Complete step by step answer:
Here, we have been provided with three concurrent lines \[ax+{{a}^{2}}y+1=0,bx+{{b}^{2}}y+1=0\] and \[cx+{{c}^{2}}y+1=0.\] We have to prove that either a = b, b = c or c = a. Now, we know that when three lines are given by the equations \[{{a}_{1}}x+{{b}_{1}}y+{{c}_{1}}=0,{{a}_{2}}x+{{b}_{2}}y+{{c}_{2}}=0\] and \[{{a}_{3}}x+{{b}_{3}}y+{{c}_{3}}=0\] are concurrent then the determinant of the matrix formed by the coefficients of x, y and the constant terms equals 0. Therefore, we have,
\[\left| \begin{matrix}
   {{a}_{1}} & {{b}_{1}} & {{c}_{1}} \\
   {{a}_{2}} & {{b}_{2}} & {{c}_{2}} \\
   {{a}_{3}} & {{b}_{3}} & {{c}_{3}} \\
\end{matrix} \right|=0\]
So, applying the similar condition for the three lines given in the question, we get,
\[\Rightarrow \left| \begin{matrix}
   a & {{a}^{2}} & 1 \\
   b & {{b}^{2}} & 1 \\
   c & {{c}^{2}} & 1 \\
\end{matrix} \right|=0\]
Now, performing the raw operation, \[{{R}_{1}}\to {{R}_{1}}-{{R}_{2}}\] and \[{{R}_{2}}\to {{R}_{2}}-{{R}_{3}},\] we get,
\[\Rightarrow \left| \begin{matrix}
   a-b & {{a}^{2}}-{{b}^{2}} & 0 \\
   b-c & {{b}^{2}}-{{c}^{2}} & 0 \\
   c & {{c}^{2}} & 1 \\
\end{matrix} \right|=0\]
Using the algebraic identity, \[{{x}^{2}}-{{y}^{2}}=\left( x+y \right)\left( x-y \right),\] we get,
\[\Rightarrow \left| \begin{matrix}
   a-b & \left( a-b \right)\left( a+b \right) & 0 \\
   b-c & \left( b-c \right)\left( b+c \right) & 0 \\
   c & {{c}^{2}} & 1 \\
\end{matrix} \right|=0\]
Taking (a – b) common from the first row and (b – c) common from the second row, we get,
\[\Rightarrow \left| \begin{matrix}
   1 & \left( a+b \right) & 0 \\
   1 & \left( b+c \right) & 0 \\
   c & {{c}^{2}} & 1 \\
\end{matrix} \right|=0\]
Now, expanding the simplified determinant, we get,
\[\Rightarrow \left( a-b \right)\left( b-c \right)\times \left[ 1\times \left\{ \left( b+c \right)\times 1-{{c}^{2}}\times 0 \right\}-\left( a+b \right)\times \left\{ 1\times 1-c\times 0 \right\}+0\times \left\{ 1\times {{c}^{2}}-c\times \left( b+c \right) \right\} \right]=0\]
\[\Rightarrow \left( a-b \right)\left( b-c \right)\times \left[ \left( b+c \right)-\left( a+b \right) \right]=0\]
\[\Rightarrow \left( a-b \right)\left( b-c \right)\times \left[ b+c-a-b \right]=0\]
Cancelling the like terms, we get,
\[\Rightarrow \left( a-b \right)\left( b-c \right)\times \left( c-a \right)=0\]
\[\Rightarrow \left( a-b \right)\left( b-c \right)\left( c-a \right)=0\]
Substituting each term equal to 0, we get,
\[\Rightarrow \left( a-b \right)=0;\left( b-c \right)=0;\left( c-a \right)=0\]
\[\Rightarrow a=b;b=c;c=a\]
Hence, it is proved that at least two of the three constants a, b, c are equal.

Note:
 One must remember the condition of three lines to be concurrent to solve the above question.
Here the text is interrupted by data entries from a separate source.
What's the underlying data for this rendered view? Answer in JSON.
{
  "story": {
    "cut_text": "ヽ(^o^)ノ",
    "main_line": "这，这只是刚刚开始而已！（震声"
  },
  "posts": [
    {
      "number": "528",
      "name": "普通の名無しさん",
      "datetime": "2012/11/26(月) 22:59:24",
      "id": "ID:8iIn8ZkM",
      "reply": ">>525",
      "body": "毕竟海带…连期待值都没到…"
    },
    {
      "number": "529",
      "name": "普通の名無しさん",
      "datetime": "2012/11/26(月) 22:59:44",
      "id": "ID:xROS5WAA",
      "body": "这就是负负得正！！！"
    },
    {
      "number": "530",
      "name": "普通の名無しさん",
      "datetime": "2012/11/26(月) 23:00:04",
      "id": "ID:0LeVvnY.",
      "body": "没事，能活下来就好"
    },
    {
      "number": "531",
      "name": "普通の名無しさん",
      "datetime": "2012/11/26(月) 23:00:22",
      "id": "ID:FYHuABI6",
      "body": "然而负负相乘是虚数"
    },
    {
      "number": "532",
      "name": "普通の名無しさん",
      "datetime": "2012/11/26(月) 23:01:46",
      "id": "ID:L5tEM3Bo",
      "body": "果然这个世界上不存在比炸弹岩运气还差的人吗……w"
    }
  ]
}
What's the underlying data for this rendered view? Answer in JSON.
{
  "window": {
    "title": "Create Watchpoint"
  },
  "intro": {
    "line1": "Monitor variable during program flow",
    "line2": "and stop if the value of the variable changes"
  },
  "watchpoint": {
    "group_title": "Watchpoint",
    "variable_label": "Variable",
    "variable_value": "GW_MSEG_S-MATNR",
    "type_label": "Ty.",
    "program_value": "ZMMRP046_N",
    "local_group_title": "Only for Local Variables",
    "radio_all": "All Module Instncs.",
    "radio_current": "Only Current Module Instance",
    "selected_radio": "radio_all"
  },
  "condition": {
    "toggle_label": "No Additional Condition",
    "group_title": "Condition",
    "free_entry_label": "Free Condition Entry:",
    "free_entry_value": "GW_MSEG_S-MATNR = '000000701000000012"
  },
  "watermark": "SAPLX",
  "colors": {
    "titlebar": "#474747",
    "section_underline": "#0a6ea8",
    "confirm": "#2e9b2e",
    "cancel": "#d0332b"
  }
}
Actually concurrent lines are defined as a set of lines passing through a common point which means these sets of lines must have a solution and hence the condition of determinant arises. Note that we cannot expand the determinant directly at the first step because this may lead us to some tough calculations that are the reason why row and column operations are performed. Note that these operations do not change the value of the determinant.